Die andere Fotografin ist Roswitha Hecke. 1978 erscheint der Fotoband Liebes Leben über die Zürcher Prostituierte Irene, die später Muse und Model war.

Es wird nicht nur zum Kultbuch, sondern ein Welterfolg, für den Hecke 1979 den Kodak-Preis erhielt. Es erzählt von einer selbstbestimmten Frau, die trotz ihrer traurigen Vergangenheit ein Leben führte, in dem sie materiell gut versorgt existieren konnte.  In einem Interview erzählt Roswitha Hecke, dass Irene ihre Würde immer behielt und sich die Männer aussuchte. Irene alias Lady Shiva, damals noch eine „Straßenhure” in Zürich, sagte : “ich gehöre zu denen, die nehmen. Früher war das anders. Ich will nicht mehr zu den Opfern gehören” (Buch Liebes leben). Sie beschreibt einen eigenen Weg, wie eine Frau mit Prostitution ein selbst bestimmtes Leben führte.

Beide Fotografinnen haben es dokumentiert, diese sensiblen Themen, die wir hier bewusst aufgreifen, sind sie doch gesellschaftlich existierende Realität.

So berührt dieses Thema durch Irene auch das 8. Ziel: Menschenwürdige Arbeit.

Auch wenn über diesen Begriff ggf. Irritationen entstehen. Denn wenigstens wählte Irene ihre Arbeitsbedingungen selbst. Zum Beispiel ohne Zuhälter und mit der Freiheit, anzunehmen oder abzulehnen. Die könnten eingeschmuggelte „Sexarbeiterinnen” kaum von sich behaupten.

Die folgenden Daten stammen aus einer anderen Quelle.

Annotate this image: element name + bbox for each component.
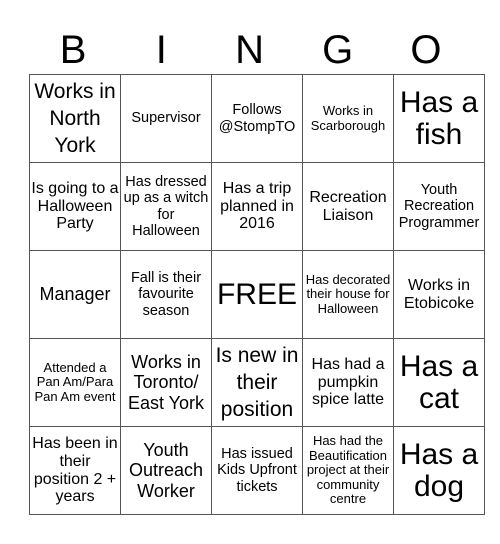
header-letter-n: N [235,28,264,72]
bingo-cell[interactable]: Has a fish [393,74,485,163]
bingo-cell[interactable]: Has issued Kids Upfront tickets [211,426,303,515]
bingo-grid: Works in North York Supervisor Follows @… [29,74,485,515]
bingo-cell[interactable]: Has a cat [393,338,485,427]
bingo-cell[interactable]: Works in Etobicoke [393,250,485,339]
bingo-cell[interactable]: Has dressed up as a witch for Halloween [120,162,212,251]
bingo-cell[interactable]: Works in Toronto/ East York [120,338,212,427]
bingo-cell[interactable]: Follows @StompTO [211,74,303,163]
bingo-header: B I N G O [29,28,470,72]
header-letter-b: B [59,28,87,72]
bingo-cell[interactable]: Works in Scarborough [302,74,394,163]
header-letter-o: O [410,28,442,72]
grid-row: Is going to a Halloween Party Has dresse… [29,162,485,251]
bingo-cell[interactable]: Is going to a Halloween Party [29,162,121,251]
header-letter-g: G [322,28,354,72]
bingo-cell[interactable]: Has a trip planned in 2016 [211,162,303,251]
grid-row: Has been in their position 2 + years You… [29,426,485,515]
bingo-cell[interactable]: Has decorated their house for Halloween [302,250,394,339]
free-space[interactable]: FREE [211,250,303,339]
bingo-cell[interactable]: Youth Recreation Programmer [393,162,485,251]
bingo-cell[interactable]: Has had a pumpkin spice latte [302,338,394,427]
bingo-cell[interactable]: Recreation Liaison [302,162,394,251]
bingo-cell[interactable]: Attended a Pan Am/Para Pan Am event [29,338,121,427]
bingo-cell[interactable]: Has a dog [393,426,485,515]
bingo-cell[interactable]: Is new in their position [211,338,303,427]
bingo-cell[interactable]: Manager [29,250,121,339]
bingo-cell[interactable]: Supervisor [120,74,212,163]
bingo-cell[interactable]: Has been in their position 2 + years [29,426,121,515]
bingo-cell[interactable]: Fall is their favourite season [120,250,212,339]
grid-row: Works in North York Supervisor Follows @… [29,74,485,163]
bingo-cell[interactable]: Has had the Beautification project at th… [302,426,394,515]
bingo-cell[interactable]: Youth Outreach Worker [120,426,212,515]
grid-row: Manager Fall is their favourite season F… [29,250,485,339]
bingo-cell[interactable]: Works in North York [29,74,121,163]
header-letter-i: I [155,28,167,72]
grid-row: Attended a Pan Am/Para Pan Am event Work… [29,338,485,427]
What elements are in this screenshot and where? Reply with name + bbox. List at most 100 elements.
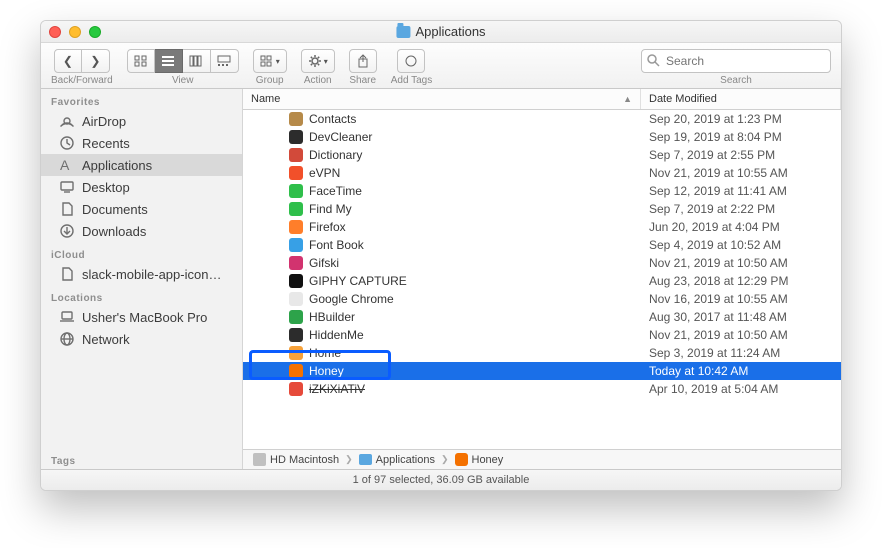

Die Fotografin ist 1953 in Washington/USA geboren. Sie macht Fotos von sich und ihrem Umfeld, ohne Furcht und ohne Berührungsängste. Es gibt keine Tabus in ihren Darstellungen. Teils mit erschreckender Direktheit führt sie uns vor Augen, wie Leben sein kann, wie ein Teil ihres Lebens war. 

Die Fotografin Roswitha Hecke hat weltweit fotografiert und lebt heute wieder in Hamburg. Unter anderem war sie jahrelang in USA unterwegs. Diese Zeit führte zu ihrem Buch Menschen-Orte-Fäuste. Ihre Werke setzen sich mit Randgruppen der Gesellschaft auseinander, ein eigenes Thema für sie war die „Spezies Mann“ und sein Verhalten als „Macho“ bzw ganz korrekt „machismo“ genannt.